To all the mountains I’ve ever moved:
The ones that tried to break me. The ones that left me breathless. The ones I climbed in silence, with no one watching but God.
Thank you.
Thank you for teaching me that bravery doesn’t always look like battle cries and bold leaps. Sometimes, it looks like getting out of bed when your heart is heavy.
Sometimes, it’s taking one shaky step toward healing when it would be easier to shut down.
You showed me how strong I really am.
There were seasons I begged for you to disappear. I didn’t want the hard. I didn’t want the stretch. I didn’t want another lesson in resilience. I wanted rest. Peace. Normalcy.
But those mountains, those impossibly tall, heart-wrenchingly steep mountains, changed me.
They taught me that strength isn’t about never falling apart. It’s about what you do when you’ve crumbled.
They gave me scars that whisper stories of survival.
They made me softer. Kinder. More grounded in my purpose.

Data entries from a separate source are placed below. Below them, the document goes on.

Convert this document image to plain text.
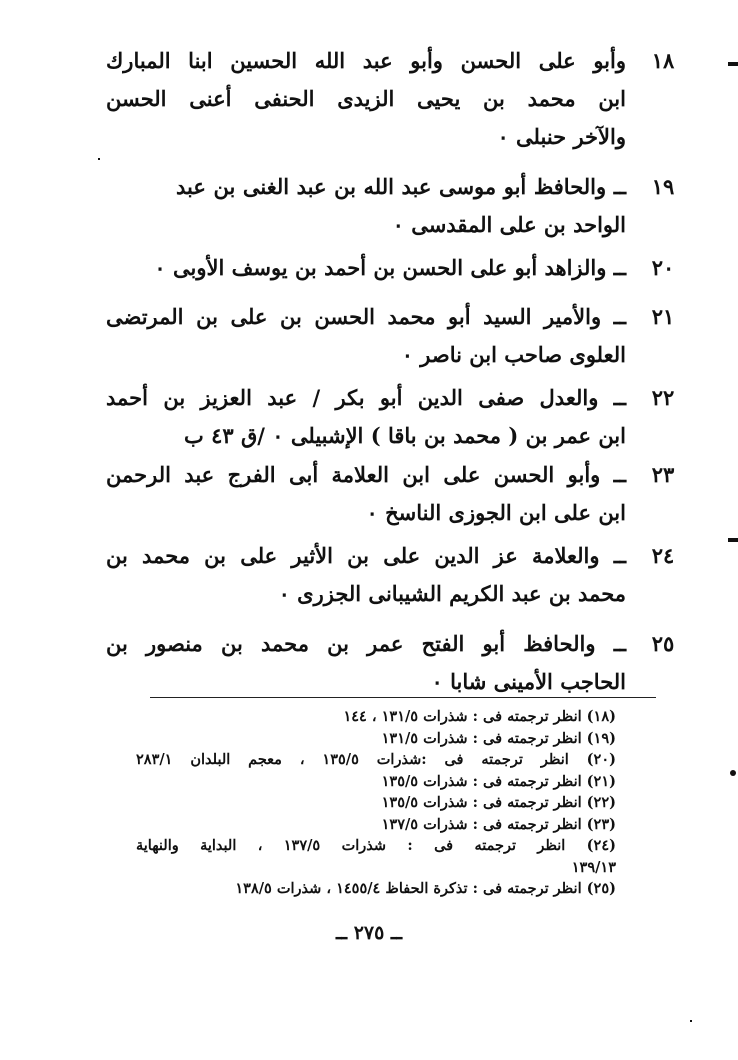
١٨
وأبو على الحسن وأبو عبد الله الحسين ابنا المبارك
ابن محمد بن يحيى الزيدى الحنفى أعنى الحسن
والآخر حنبلى ٠
١٩
ــ والحافظ أبو موسى عبد الله بن عبد الغنى بن عبد
الواحد بن على المقدسى ٠
٢٠
ــ والزاهد أبو على الحسن بن أحمد بن يوسف الأوبى ٠
٢١
ــ والأمير السيد أبو محمد الحسن بن على بن المرتضى
العلوى صاحب ابن ناصر ٠
٢٢
ــ والعدل صفى الدين أبو بكر / عبد العزيز بن أحمد
ابن عمر بن ( محمد بن باقا ) الإشبيلى ٠ /ق ٤٣ ب
٢٣
ــ وأبو الحسن على ابن العلامة أبى الفرج عبد الرحمن
ابن على ابن الجوزى الناسخ ٠
٢٤
ــ والعلامة عز الدين على بن الأثير على بن محمد بن
محمد بن عبد الكريم الشيبانى الجزرى ٠
٢٥
ــ والحافظ أبو الفتح عمر بن محمد بن منصور بن
الحاجب الأمينى شابا ٠
(١٨) انظر ترجمته فى : شذرات ١٣١/٥ ، ١٤٤
(١٩) انظر ترجمته فى : شذرات ١٣١/٥
(٢٠) انظر ترجمته فى :شذرات ١٣٥/٥ ، معجم البلدان ٢٨٣/١
(٢١) انظر ترجمته فى : شذرات ١٣٥/٥
(٢٢) انظر ترجمته فى : شذرات ١٣٥/٥
(٢٣) انظر ترجمته فى : شذرات ١٣٧/٥
(٢٤) انظر ترجمته فى : شذرات ١٣٧/٥ ، البداية والنهاية
١٣٩/١٣
(٢٥) انظر ترجمته فى : تذكرة الحفاظ ١٤٥٥/٤ ، شذرات ١٣٨/٥
ــ ٢٧٥ ــ
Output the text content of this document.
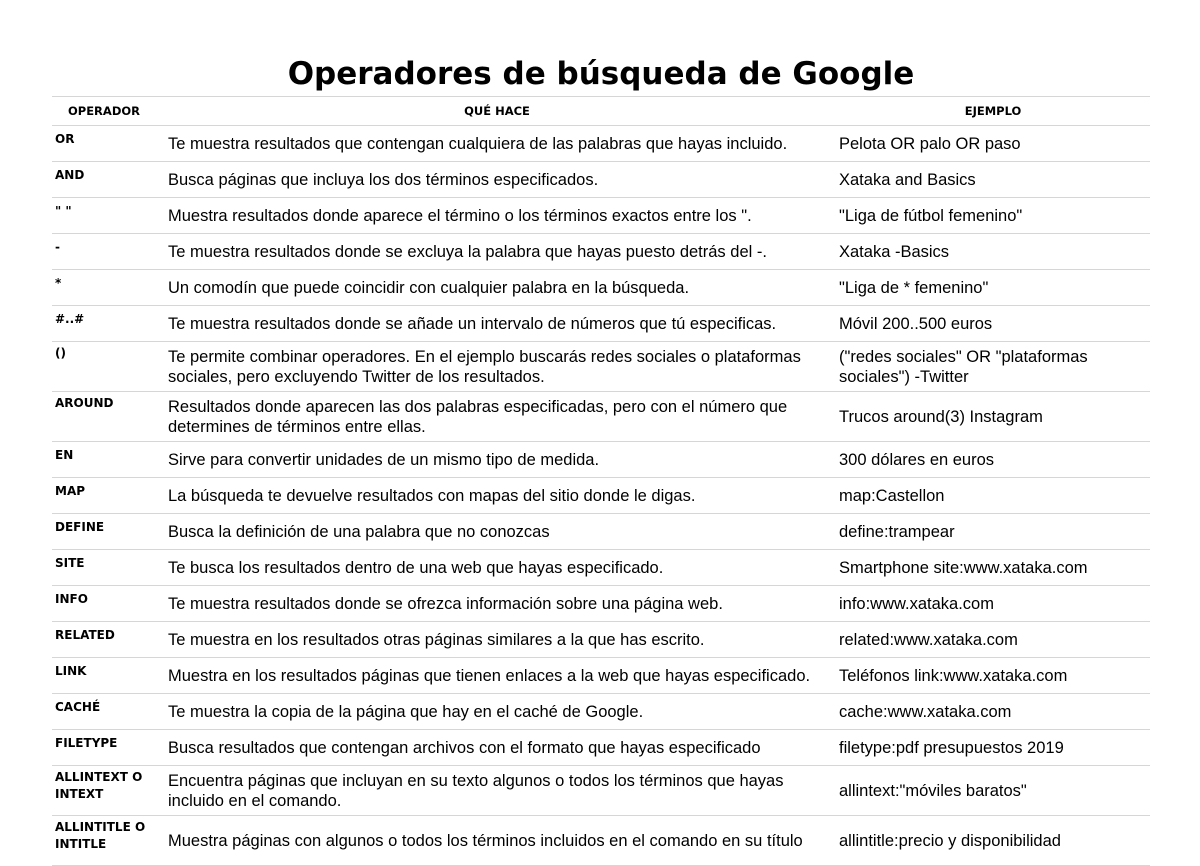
Operadores de búsqueda de Google
OPERADOR	QUÉ HACE	EJEMPLO
OR	Te muestra resultados que contengan cualquiera de las palabras que hayas incluido.	Pelota OR palo OR paso
AND	Busca páginas que incluya los dos términos especificados.	Xataka and Basics
" "	Muestra resultados donde aparece el término o los términos exactos entre los ".	"Liga de fútbol femenino"
-	Te muestra resultados donde se excluya la palabra que hayas puesto detrás del -.	Xataka -Basics
*	Un comodín que puede coincidir con cualquier palabra en la búsqueda.	"Liga de * femenino"
#..#	Te muestra resultados donde se añade un intervalo de números que tú especificas.	Móvil 200..500 euros
()	Te permite combinar operadores. En el ejemplo buscarás redes sociales o plataformas sociales, pero excluyendo Twitter de los resultados.	("redes sociales" OR "plataformas sociales") -Twitter
AROUND	Resultados donde aparecen las dos palabras especificadas, pero con el número que determines de términos entre ellas.	Trucos around(3) Instagram
EN	Sirve para convertir unidades de un mismo tipo de medida.	300 dólares en euros
MAP	La búsqueda te devuelve resultados con mapas del sitio donde le digas.	map:Castellon
DEFINE	Busca la definición de una palabra que no conozcas	define:trampear
SITE	Te busca los resultados dentro de una web que hayas especificado.	Smartphone site:www.xataka.com
INFO	Te muestra resultados donde se ofrezca información sobre una página web.	info:www.xataka.com
RELATED	Te muestra en los resultados otras páginas similares a la que has escrito.	related:www.xataka.com
LINK	Muestra en los resultados páginas que tienen enlaces a la web que hayas especificado.	Teléfonos link:www.xataka.com
CACHÉ	Te muestra la copia de la página que hay en el caché de Google.	cache:www.xataka.com
FILETYPE	Busca resultados que contengan archivos con el formato que hayas especificado	filetype:pdf presupuestos 2019
ALLINTEXT O INTEXT	Encuentra páginas que incluyan en su texto algunos o todos los términos que hayas incluido en el comando.	allintext:"móviles baratos"
ALLINTITLE O INTITLE	Muestra páginas con algunos o todos los términos incluidos en el comando en su título	allintitle:precio y disponibilidad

Because of them, I learned how to stand firm in who I am, even when everything around me is shifting. I found God in the quiet. I found grace in the waiting. I found light in the darkness.
And somehow, I have become someone I’m proud of.
So to every mountain I’ve ever moved—
To the brain tumor diagnosis.
To the surgeries.
To the quiet battles no one saw.
You didn’t defeat me.
You prepared me.
You gave me vision. A voice. A fire that can’t be put out.
I now know that the most meaningful growth happens in the climb. That the courage comes from doing it afraid. And the beauty isn’t just in the summit, it’s in every faithful, exhausting, and hopeful step that it took to get there.
So if you’re staring up at your own mountain right now, tired, scared, unsure—I hope you know this:
You don’t have to have it all figured out.
You just have to keep moving.
Because on the other side of this struggle, you won’t just find relief.
You’ll find the version of yourself you were always meant to become.